Driven by their grudges and vengefulness, they seem to have forgotten how much Lebanon suffered during 15 years of a horrific ugly war that ruined it and crippled its economy, between 1975 and 1990. They seem to have forgotten how many billions of dollars were secured for its rebuilding and rehabilitation.

As important, they seem to have forgotten who was the dominant force in Syrian-controlled Lebanon between 1990 and 2005; and later, who took over as the dominant force since then.

The truth is that not a single Lebanese pound (lira) was mishandled during the first period without the knowledge, approval, or sharing of the de facto rulers (i.e., the Syrian security apparatus and its Lebanese cronies); and since 2005, not a single Lebanese pound was mishandled without the knowledge of the current de facto ruler – i.e.
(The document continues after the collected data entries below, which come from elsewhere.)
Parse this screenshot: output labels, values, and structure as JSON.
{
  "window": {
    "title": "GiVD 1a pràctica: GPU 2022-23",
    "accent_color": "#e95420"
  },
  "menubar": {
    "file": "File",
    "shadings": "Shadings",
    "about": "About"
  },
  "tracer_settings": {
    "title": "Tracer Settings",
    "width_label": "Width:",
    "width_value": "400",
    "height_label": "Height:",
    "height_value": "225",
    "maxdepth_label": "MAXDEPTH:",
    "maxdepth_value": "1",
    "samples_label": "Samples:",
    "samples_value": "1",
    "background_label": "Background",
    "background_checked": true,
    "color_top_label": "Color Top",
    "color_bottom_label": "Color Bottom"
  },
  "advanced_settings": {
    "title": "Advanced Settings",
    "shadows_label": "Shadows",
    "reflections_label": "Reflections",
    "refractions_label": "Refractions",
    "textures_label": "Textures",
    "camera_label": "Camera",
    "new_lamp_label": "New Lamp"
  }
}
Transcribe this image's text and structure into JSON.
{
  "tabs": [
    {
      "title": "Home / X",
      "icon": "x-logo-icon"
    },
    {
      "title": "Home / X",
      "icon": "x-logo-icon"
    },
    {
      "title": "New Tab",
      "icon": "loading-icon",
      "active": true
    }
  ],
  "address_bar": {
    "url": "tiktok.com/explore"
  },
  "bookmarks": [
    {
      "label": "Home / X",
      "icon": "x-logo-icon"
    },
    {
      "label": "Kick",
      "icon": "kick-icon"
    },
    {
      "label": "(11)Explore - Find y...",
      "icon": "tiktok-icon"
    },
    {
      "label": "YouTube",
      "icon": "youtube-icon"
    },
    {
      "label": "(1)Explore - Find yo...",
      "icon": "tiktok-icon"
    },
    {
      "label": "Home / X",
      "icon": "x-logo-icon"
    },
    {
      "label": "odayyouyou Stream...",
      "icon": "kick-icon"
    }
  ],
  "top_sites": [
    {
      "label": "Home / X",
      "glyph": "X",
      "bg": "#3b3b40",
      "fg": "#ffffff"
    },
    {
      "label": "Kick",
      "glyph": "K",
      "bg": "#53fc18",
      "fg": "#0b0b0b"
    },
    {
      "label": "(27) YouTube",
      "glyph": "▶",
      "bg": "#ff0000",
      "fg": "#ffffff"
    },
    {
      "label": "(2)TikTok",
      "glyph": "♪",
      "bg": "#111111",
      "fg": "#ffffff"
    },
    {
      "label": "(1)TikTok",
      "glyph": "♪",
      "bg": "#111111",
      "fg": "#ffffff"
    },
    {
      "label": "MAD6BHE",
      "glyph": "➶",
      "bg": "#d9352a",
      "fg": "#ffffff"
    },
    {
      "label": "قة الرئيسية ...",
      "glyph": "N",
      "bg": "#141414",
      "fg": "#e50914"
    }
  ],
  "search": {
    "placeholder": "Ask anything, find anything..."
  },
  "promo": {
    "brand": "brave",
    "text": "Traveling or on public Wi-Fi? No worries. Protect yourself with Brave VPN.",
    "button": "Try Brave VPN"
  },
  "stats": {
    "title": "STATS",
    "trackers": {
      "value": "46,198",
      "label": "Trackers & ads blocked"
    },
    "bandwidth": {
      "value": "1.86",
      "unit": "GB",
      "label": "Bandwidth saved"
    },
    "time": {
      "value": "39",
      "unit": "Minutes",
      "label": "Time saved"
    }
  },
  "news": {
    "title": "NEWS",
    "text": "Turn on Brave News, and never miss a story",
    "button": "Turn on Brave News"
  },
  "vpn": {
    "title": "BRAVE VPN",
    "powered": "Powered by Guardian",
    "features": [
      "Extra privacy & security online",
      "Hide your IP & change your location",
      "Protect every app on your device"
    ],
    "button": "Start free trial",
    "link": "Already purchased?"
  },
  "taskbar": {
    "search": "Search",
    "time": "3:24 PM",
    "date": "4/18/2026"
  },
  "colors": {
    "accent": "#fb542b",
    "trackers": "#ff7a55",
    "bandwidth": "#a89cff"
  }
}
Hezbollah.

Rational Lebanese know that this is the truth; but unfortunately, they are in a much worse situation than a ‘blockade’. They are now virtual ‘hostages’ to a terrible regional conspiracy that is much bigger than Lebanon.

Frankly, I think that things may deteriorate further, and expect our region to go through a long dark tunnel unless this conspiracy is broken, beginning from the Vienna ongoing negotiations over the JCPOA with Iran.

Yes, we are entering a dark tunnel, unless the West broadens the scope of its "negotiations" with Iran’s militarists to include its regional expansionism; and thus, contain what may be uncontrollable chaos.